Laax: Aktionäre gehen leer aus
Zum ersten Mal in der Unternehmensgeschichte schrieb die Weisse Arena Gruppe im zurückliegenden Geschäftsjahr einen Verlust. Die Aktionäre verzichteten am Donnerstag an der Generalversammlung einstimmig auf eine Dividende. Im Gegenzug teilte Laax-Chef Reto Gurtner mit den Aktionären seine Vision.
Zum ersten Mal in der Unternehmensgeschichte schrieb die Weisse Arena Gruppe im zurückliegenden Geschäftsjahr einen Verlust. Die Aktionäre verzichteten am Donnerstag an der Generalversammlung einstimmig auf eine Dividende. Im Gegenzug teilte Laax-Chef Reto Gurtner mit den Aktionären seine Vision.
1,1 Millionen Franken Verlust im Geschäftsjahr 2015/16. Für die Weisse Arena Gruppe war insbesondere der zurückliegende Winter einer zum Vergessen. Wegen des starken Frankens und der schlechten Witterung resultierte am Ende ein Rückgang von 257'000 Ersteintritten gegenüber dem Rekordjahr 2012/13. «Das ist ein miserables Resultat», sagte der Präsident der Gruppe, Reto Gurtner, vor den über 500 Aktionären im «Rocks Resort» in Laax.

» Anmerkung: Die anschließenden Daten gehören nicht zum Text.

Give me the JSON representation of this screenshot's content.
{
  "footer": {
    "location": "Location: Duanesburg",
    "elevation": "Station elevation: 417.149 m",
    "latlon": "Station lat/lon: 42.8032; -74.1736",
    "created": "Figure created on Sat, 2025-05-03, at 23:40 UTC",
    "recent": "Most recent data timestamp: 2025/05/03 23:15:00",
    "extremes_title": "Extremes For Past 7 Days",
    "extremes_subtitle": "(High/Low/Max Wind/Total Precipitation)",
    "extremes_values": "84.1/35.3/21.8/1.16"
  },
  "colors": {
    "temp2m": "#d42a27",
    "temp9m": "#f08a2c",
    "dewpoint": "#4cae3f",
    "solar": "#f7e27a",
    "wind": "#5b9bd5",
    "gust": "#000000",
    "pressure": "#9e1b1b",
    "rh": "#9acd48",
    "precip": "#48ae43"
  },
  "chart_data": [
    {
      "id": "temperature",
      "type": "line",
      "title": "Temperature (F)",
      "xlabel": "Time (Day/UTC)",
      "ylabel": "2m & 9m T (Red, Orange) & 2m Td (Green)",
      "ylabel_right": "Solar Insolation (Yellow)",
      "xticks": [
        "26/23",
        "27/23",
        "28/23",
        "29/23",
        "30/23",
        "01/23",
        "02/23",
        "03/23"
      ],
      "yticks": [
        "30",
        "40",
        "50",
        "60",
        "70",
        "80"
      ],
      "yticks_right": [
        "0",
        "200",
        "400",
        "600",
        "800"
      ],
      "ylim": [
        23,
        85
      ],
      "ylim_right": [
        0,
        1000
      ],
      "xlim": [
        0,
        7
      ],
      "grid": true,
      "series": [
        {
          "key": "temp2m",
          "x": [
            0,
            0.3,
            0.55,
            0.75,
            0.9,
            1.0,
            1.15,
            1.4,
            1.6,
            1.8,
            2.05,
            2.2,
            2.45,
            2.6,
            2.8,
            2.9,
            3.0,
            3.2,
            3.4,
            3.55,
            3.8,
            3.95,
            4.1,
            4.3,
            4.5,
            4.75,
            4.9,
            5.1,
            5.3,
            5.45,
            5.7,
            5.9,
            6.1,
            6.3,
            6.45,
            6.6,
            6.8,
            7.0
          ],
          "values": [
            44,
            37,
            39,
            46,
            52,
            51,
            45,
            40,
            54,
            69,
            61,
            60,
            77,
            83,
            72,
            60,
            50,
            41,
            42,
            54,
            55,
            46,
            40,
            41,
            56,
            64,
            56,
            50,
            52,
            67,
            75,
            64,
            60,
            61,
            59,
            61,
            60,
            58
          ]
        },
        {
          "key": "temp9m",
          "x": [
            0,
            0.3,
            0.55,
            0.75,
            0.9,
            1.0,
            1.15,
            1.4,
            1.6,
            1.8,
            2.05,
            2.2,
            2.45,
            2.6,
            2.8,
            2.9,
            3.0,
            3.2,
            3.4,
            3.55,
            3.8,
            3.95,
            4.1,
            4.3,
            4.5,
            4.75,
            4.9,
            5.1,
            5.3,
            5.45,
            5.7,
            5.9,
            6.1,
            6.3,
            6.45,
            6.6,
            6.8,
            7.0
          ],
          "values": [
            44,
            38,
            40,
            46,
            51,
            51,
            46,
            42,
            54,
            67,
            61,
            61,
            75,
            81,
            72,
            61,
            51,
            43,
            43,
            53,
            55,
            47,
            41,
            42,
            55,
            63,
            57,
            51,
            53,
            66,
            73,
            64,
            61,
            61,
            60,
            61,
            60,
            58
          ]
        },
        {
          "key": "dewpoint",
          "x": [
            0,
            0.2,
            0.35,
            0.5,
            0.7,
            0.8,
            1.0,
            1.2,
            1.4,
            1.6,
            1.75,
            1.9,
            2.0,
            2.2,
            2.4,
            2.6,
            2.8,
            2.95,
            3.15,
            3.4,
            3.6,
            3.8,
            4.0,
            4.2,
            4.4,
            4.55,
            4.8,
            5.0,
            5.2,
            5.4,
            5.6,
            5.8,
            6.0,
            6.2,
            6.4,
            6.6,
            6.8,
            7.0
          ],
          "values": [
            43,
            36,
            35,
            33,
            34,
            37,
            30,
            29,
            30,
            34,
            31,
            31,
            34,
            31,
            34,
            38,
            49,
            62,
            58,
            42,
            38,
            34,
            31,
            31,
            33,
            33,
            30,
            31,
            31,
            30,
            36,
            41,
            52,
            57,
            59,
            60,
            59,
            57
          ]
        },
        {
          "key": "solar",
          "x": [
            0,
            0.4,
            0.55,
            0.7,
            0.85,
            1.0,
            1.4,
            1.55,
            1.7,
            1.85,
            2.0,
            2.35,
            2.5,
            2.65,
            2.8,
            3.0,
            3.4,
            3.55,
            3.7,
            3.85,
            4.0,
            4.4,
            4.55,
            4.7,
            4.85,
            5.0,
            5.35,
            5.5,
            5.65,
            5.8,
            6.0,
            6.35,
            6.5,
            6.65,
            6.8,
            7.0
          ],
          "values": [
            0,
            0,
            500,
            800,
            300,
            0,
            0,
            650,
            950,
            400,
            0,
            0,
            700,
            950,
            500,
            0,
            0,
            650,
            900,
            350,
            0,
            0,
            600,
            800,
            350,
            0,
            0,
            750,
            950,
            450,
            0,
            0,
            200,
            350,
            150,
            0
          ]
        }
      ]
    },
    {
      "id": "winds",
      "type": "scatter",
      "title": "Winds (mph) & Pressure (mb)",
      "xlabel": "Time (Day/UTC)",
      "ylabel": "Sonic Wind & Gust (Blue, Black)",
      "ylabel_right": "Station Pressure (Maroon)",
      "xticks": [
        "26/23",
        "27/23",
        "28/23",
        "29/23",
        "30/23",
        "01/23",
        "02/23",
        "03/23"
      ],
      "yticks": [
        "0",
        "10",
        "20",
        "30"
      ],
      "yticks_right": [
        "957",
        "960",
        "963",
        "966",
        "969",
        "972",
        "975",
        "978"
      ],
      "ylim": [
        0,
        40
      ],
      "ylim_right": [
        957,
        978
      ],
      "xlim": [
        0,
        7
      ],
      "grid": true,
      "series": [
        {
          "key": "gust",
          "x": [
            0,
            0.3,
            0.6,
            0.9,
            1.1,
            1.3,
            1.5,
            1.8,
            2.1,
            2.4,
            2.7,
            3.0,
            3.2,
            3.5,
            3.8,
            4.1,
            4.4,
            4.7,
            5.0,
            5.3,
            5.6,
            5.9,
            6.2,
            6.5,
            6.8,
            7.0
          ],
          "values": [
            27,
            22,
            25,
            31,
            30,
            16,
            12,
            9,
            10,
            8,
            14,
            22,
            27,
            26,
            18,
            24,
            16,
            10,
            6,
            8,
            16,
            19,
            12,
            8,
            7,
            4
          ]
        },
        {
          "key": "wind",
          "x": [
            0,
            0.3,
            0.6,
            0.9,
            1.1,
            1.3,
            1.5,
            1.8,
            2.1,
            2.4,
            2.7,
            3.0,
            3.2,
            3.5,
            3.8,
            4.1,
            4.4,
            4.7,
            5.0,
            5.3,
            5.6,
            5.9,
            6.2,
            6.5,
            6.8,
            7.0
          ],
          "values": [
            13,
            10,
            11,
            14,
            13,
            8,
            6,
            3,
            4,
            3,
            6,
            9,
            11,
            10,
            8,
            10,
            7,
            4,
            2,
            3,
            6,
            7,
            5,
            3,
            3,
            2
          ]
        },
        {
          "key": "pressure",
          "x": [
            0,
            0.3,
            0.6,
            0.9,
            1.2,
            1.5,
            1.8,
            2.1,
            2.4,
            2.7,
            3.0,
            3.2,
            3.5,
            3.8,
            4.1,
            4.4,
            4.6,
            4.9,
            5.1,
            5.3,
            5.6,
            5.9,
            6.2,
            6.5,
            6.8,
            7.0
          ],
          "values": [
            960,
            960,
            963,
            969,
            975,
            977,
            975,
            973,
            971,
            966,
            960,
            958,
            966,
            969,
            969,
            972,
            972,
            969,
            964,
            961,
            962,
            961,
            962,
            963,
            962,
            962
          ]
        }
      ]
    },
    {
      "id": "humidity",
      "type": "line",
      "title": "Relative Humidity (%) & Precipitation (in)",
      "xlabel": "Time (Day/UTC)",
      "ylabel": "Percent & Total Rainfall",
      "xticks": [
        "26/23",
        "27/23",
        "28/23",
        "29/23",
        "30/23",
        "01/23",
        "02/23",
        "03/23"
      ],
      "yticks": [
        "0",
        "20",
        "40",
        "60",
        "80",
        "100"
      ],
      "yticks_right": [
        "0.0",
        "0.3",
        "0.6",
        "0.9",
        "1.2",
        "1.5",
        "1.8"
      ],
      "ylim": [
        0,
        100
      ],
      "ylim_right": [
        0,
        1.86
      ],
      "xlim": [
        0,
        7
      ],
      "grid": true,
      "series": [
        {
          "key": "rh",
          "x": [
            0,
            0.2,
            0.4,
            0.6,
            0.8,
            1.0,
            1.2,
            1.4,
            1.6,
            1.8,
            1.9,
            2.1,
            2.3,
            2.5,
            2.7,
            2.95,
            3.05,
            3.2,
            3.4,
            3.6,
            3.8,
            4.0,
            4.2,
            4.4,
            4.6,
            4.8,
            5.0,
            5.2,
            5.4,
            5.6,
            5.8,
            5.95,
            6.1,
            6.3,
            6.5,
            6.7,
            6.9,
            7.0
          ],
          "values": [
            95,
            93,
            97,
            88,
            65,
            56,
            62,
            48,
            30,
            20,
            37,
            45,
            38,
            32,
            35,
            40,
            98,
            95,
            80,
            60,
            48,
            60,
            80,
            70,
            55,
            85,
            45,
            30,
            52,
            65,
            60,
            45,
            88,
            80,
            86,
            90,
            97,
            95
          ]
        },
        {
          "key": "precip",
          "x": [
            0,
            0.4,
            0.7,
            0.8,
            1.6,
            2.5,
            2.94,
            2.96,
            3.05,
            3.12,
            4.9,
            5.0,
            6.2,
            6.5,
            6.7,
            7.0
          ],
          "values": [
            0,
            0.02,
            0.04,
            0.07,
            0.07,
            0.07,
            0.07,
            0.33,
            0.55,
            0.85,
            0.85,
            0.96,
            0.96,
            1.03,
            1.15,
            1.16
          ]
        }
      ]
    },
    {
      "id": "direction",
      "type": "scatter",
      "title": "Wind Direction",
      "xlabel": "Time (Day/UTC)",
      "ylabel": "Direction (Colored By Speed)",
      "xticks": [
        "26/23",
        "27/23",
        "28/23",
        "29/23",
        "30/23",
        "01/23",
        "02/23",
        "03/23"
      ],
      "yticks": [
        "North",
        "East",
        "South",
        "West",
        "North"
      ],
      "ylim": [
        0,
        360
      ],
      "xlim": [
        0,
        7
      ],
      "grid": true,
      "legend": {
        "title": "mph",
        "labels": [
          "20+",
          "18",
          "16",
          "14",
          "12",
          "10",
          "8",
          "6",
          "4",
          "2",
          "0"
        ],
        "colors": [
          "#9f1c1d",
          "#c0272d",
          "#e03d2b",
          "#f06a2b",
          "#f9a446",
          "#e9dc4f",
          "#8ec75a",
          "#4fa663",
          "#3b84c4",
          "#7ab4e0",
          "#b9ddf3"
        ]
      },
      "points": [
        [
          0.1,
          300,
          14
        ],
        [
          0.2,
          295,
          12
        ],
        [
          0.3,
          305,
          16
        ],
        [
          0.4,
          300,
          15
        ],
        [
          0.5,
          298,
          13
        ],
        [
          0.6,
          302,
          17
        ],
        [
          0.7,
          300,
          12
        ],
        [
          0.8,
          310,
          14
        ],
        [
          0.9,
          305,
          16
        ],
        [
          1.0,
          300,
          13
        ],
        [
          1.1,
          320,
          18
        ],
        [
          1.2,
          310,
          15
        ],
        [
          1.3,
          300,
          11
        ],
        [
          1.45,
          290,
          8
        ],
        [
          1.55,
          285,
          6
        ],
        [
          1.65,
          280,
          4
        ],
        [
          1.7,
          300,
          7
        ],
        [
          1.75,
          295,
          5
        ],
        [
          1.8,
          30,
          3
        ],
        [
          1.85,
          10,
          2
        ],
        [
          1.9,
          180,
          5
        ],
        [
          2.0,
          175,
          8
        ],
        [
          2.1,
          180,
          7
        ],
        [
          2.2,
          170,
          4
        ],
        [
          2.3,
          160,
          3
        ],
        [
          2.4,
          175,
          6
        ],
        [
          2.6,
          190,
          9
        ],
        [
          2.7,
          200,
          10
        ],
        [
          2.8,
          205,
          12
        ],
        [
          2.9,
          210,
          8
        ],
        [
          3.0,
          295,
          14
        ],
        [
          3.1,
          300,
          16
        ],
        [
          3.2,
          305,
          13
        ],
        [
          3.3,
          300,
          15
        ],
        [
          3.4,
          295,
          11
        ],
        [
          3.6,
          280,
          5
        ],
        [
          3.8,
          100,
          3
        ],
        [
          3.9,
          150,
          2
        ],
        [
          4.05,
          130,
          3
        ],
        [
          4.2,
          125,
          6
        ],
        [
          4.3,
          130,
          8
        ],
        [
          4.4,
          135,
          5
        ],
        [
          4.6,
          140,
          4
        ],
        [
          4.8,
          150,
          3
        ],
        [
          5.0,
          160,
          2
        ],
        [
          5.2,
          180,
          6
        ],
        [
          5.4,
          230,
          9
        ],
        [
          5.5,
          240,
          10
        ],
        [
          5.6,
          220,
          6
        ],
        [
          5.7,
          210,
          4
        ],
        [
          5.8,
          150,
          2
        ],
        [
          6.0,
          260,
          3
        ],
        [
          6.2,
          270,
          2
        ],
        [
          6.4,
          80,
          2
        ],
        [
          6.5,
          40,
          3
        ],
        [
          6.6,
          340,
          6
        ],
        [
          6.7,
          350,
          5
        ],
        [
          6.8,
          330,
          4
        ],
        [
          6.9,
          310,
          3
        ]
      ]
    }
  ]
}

Die Schweiz sei zu teuer und zu bürokratisch geworden, stellte Gurtner fest. Das Heil sucht der Vordenker der Branche in der digitalen Revolution. So setzt er unter anderem grosse Hoffnungen in die kürzlich lancierte App Laax Inside. Doch auch Einsparungen kündigte er an. Eine Idee ist, dass in Laax in Zukunft an Tagen mit schlechtem Wetter und wenig Gästen auch nicht alle Anlagen in Betrieb sein werden. «Dafür könnten wir dem Gast, dem wir ja dankbar sein können, einen Wertgutschein überreichen.» (bcm)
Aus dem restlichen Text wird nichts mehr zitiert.